In fact it's just LGPL but since freepascal can't link dynamically like for example gcc does, the 'exception' of the LGPLG to the GPL that you may link dynamical to it, become useless in the case of freepascal.
So this 'Modified LGPL' has the addition to the LGPL that you may link statically.
This license isn't in the official list of allowed licenses although in fact it's the LGPL with exception #3 of the FLTK license. (http://www.fltk.org/COPYING.php)
Code written under the 'modified LGPL' can be freely used in LGPL projects, but it doesn't work the other way around. In practice this is never a problem, since almost all LGPL-code written for the freepascal compiler uses this 'modified LGPL' license, since the LGPL itself is rather useless in this case.

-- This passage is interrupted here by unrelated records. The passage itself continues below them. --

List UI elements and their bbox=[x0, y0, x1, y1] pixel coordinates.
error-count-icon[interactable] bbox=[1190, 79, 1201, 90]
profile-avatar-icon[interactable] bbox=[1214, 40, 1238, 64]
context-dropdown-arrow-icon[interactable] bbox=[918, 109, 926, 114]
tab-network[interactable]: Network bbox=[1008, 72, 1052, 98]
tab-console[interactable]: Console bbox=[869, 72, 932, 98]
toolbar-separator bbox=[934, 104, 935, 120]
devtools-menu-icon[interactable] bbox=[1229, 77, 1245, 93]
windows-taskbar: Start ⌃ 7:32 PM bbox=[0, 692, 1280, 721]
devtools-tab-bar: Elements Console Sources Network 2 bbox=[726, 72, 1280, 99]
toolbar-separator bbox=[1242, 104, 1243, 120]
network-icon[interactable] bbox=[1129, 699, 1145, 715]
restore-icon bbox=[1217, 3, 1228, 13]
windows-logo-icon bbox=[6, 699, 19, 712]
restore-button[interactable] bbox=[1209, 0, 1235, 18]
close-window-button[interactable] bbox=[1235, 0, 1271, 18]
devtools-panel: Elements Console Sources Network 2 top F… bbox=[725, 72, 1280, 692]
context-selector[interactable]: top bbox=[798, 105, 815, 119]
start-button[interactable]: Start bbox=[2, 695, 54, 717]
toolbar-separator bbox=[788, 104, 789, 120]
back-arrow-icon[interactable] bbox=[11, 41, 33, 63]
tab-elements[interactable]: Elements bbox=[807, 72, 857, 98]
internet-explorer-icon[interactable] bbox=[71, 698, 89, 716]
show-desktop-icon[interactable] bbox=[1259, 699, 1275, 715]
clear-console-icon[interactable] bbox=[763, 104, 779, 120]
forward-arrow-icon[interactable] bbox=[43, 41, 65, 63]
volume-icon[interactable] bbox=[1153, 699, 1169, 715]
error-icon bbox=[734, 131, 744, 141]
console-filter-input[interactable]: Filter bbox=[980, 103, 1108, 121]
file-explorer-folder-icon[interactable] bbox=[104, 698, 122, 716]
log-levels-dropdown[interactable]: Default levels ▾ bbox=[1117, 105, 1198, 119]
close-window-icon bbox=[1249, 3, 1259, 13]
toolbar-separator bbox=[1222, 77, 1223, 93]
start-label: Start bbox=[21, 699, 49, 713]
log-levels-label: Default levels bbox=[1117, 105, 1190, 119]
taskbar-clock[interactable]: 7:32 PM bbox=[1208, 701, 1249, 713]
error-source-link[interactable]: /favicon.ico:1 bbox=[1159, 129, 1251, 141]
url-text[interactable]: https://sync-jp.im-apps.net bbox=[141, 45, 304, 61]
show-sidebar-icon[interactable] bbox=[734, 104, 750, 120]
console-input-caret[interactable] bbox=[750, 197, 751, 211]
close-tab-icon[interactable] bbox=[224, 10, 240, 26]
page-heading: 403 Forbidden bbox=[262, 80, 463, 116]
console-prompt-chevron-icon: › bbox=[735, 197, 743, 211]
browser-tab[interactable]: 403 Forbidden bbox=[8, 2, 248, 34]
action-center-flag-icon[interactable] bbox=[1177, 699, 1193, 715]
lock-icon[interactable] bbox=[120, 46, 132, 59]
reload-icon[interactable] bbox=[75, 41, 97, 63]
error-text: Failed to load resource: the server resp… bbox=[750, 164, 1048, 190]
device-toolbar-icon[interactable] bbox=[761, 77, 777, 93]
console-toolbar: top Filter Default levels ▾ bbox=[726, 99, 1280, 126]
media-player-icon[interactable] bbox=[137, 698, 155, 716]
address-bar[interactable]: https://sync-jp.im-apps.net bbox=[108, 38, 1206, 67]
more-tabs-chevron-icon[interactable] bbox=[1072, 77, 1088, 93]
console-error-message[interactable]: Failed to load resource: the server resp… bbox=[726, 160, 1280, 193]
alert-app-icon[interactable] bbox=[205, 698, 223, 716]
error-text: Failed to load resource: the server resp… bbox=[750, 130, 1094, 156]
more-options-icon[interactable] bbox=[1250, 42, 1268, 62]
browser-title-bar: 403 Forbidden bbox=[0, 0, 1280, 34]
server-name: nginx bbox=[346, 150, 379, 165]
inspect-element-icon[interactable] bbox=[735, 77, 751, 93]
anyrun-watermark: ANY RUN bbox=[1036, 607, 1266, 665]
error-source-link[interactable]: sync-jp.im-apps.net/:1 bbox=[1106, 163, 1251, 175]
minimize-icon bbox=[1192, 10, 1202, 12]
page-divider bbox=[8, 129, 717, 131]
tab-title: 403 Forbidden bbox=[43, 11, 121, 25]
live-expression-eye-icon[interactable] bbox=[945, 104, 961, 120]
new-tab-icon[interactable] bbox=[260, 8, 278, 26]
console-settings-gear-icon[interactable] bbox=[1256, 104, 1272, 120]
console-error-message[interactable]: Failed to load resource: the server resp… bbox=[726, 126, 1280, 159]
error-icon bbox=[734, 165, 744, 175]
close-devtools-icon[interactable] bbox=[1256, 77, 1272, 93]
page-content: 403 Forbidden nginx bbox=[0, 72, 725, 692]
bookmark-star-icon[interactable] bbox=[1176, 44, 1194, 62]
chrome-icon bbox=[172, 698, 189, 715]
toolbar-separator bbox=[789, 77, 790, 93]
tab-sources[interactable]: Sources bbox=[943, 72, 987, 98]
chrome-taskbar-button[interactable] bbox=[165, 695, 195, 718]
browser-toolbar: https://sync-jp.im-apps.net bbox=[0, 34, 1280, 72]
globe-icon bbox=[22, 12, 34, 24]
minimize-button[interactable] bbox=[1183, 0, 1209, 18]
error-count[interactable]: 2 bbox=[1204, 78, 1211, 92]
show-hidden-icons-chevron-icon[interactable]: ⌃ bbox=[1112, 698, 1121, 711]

So far my IANAL explanation of the issue. This is what the official license text was in the past:
"The source code of the Free Pascal Runtime Libraries and packages are distributed under the Library GNU General Public License (see the file COPYING) with the following modification:
- object files and libraries linked into an application may be distributed without source code."
This is how the developers stated it, but soon some people came up with all sort of problems. Eventually the text became like this: (Lazarus)
"These files are distributed under the Library GNU General Public License (see the file COPYING.LGPL) with the following modification:
As a special exception, the copyright holders of this library give you permission to link this library with independent modules to produce an executable, regardless of the license terms of these independent modules, and to copy and distribute the resulting executable under terms of your choice, provided that you also meet, for each linked independent module, the terms and conditions of the license of that module. An independent module is a module which is not derived from or based on this library. If you modify this library, you may extend this exception to your version of the library, but you are not obligated to do so. If you do not wish to do so, delete this exception statement from your version."
Question is now if this 'modified LGPL' license can be added to the list of licenses allowed in Fedora.
Regards,
Joost van der Sluis.
On Fri, 2008-02-01 at 11:10 +0100, Joost van der Sluis wrote:
Eventually the text became like this: (Lazarus)
"These files are distributed under the Library GNU General Public License (see the file COPYING.LGPL) with the following modification:
As a special exception, the copyright holders of this library give you permission to link this library with independent modules to produce an executable, regardless of the license terms of these independent modules, and to copy and distribute the resulting executable under terms of your choice, provided that you also meet, for each linked independent module, the terms and conditions of the license of that module. An independent module is a module which is not derived from or based on this library. If you modify this library, you may extend this exception to your version of the library, but you are not obligated to do so. If you do not wish to do so, delete this exception statement from your version."
This is known as the GNU Classpath exception. It is ok for Fedora, although, I usually only see it with the GPL as opposed to the LGPL, since the LGPL has additional relinking requirements that aren't directly superceded by this exception.
Use: # GNU Classpath style exception, see LICENSE License: LGPLv2+ with exceptions
(with the correct LGPL base versioning and correct file to LICENSE text, of course).